For the foregoing reasons, the objections of Fujitsu and the creditors' committees are sustained; the Application to Employ Kronish Lieb is denied; and IT IS SO ORDERED.

NOTES

[1] Compare Matter of Roger J. Au & Sons, Inc., 65 B.R. 322, 333 (Bankr.N.D.Ohio 1984) (had the attorney revealed in his application for employment that he was an officer and director of the debtor corporation, the application would have been denied as being contrary to § 327(a)) with Connelly v. Hancock, Dorr, Ryan & Shove, 195 F.2d 864 (2d Cir.1952) (early disclosure by trustee's attorneys of a pre-appointment representation of an adverse claim warranted approval of employment).
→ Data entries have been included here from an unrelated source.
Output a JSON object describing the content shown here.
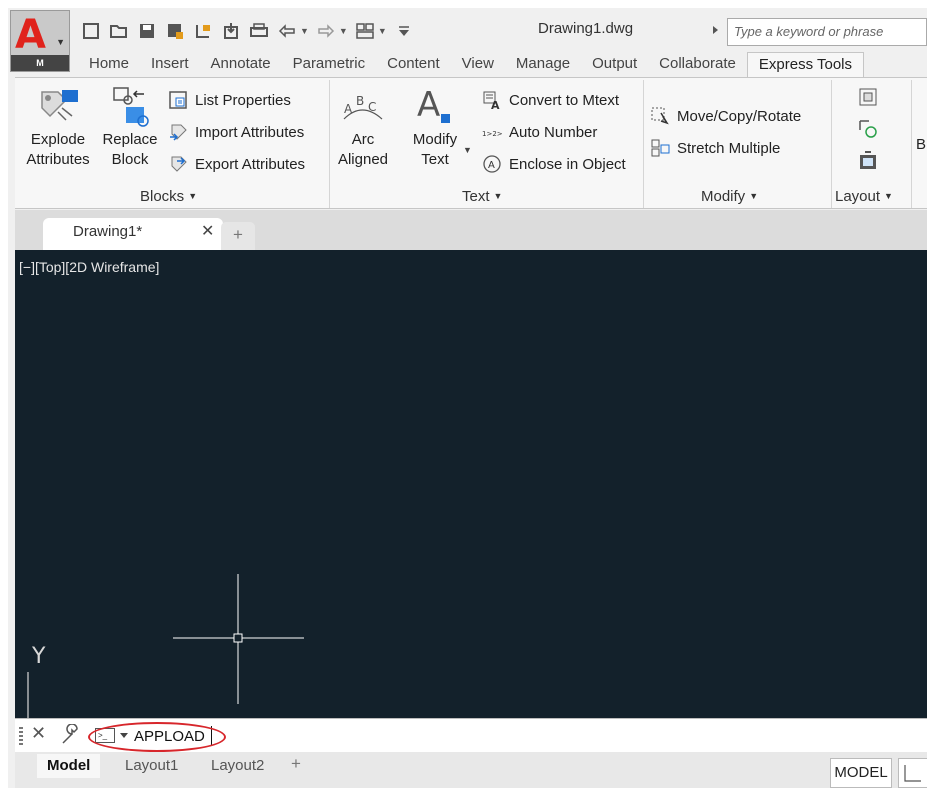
{
  "app": {
    "logo_letter": "A",
    "logo_badge": "M",
    "document_title": "Drawing1.dwg"
  },
  "search": {
    "placeholder": "Type a keyword or phrase"
  },
  "ribbon_tabs": [
    "Home",
    "Insert",
    "Annotate",
    "Parametric",
    "Content",
    "View",
    "Manage",
    "Output",
    "Collaborate",
    "Express Tools"
  ],
  "active_ribbon_tab": "Express Tools",
  "panels": {
    "blocks": {
      "title": "Blocks",
      "explode_line1": "Explode",
      "explode_line2": "Attributes",
      "replace_line1": "Replace",
      "replace_line2": "Block",
      "list_properties": "List Properties",
      "import_attributes": "Import Attributes",
      "export_attributes": "Export Attributes"
    },
    "text": {
      "title": "Text",
      "arc_line1": "Arc",
      "arc_line2": "Aligned",
      "modify_line1": "Modify",
      "modify_line2": "Text",
      "convert_to_mtext": "Convert to Mtext",
      "auto_number": "Auto Number",
      "enclose_in_object": "Enclose in Object"
    },
    "modify": {
      "title": "Modify",
      "move_copy_rotate": "Move/Copy/Rotate",
      "stretch_multiple": "Stretch Multiple"
    },
    "layout": {
      "title": "Layout"
    }
  },
  "document_tab": {
    "label": "Drawing1*",
    "add_label": "+"
  },
  "viewport": {
    "label": "[−][Top][2D Wireframe]",
    "ucs_axis": "Y"
  },
  "command_line": {
    "value": "APPLOAD"
  },
  "layout_tabs": [
    "Model",
    "Layout1",
    "Layout2"
  ],
  "status": {
    "model_button": "MODEL"
  },
  "colors": {
    "canvas_bg": "#13212b",
    "highlight_oval": "#d7262b",
    "logo_red": "#e0231c",
    "icon_blue": "#1e6fd0"
  }
}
[2] See, e.g., In re O'Connor, 52 B.R. 892, 899 (Bankr.W.D.Okla.1985) (withdrawal by debtor's attorneys not required where partners of the firm held an "infinitesimal" .0077% equity interest in debtor).

[3] In addition two relatives of Kronish Lieb partners own an additional 1,645 shares and former partners and their relatives (nine shareholders) own 55,404 shares.

[4] Attorneys may be indirectly disqualified from representing a client when they are associated with other attorneys who are directly disqualified. In re Wells Benrus Corp., 48 B.R. 196, 198 (Bankr.D.Conn.1985), citing Disciplinary Rule 5-105(D) of the Model Code of Professional Responsibility.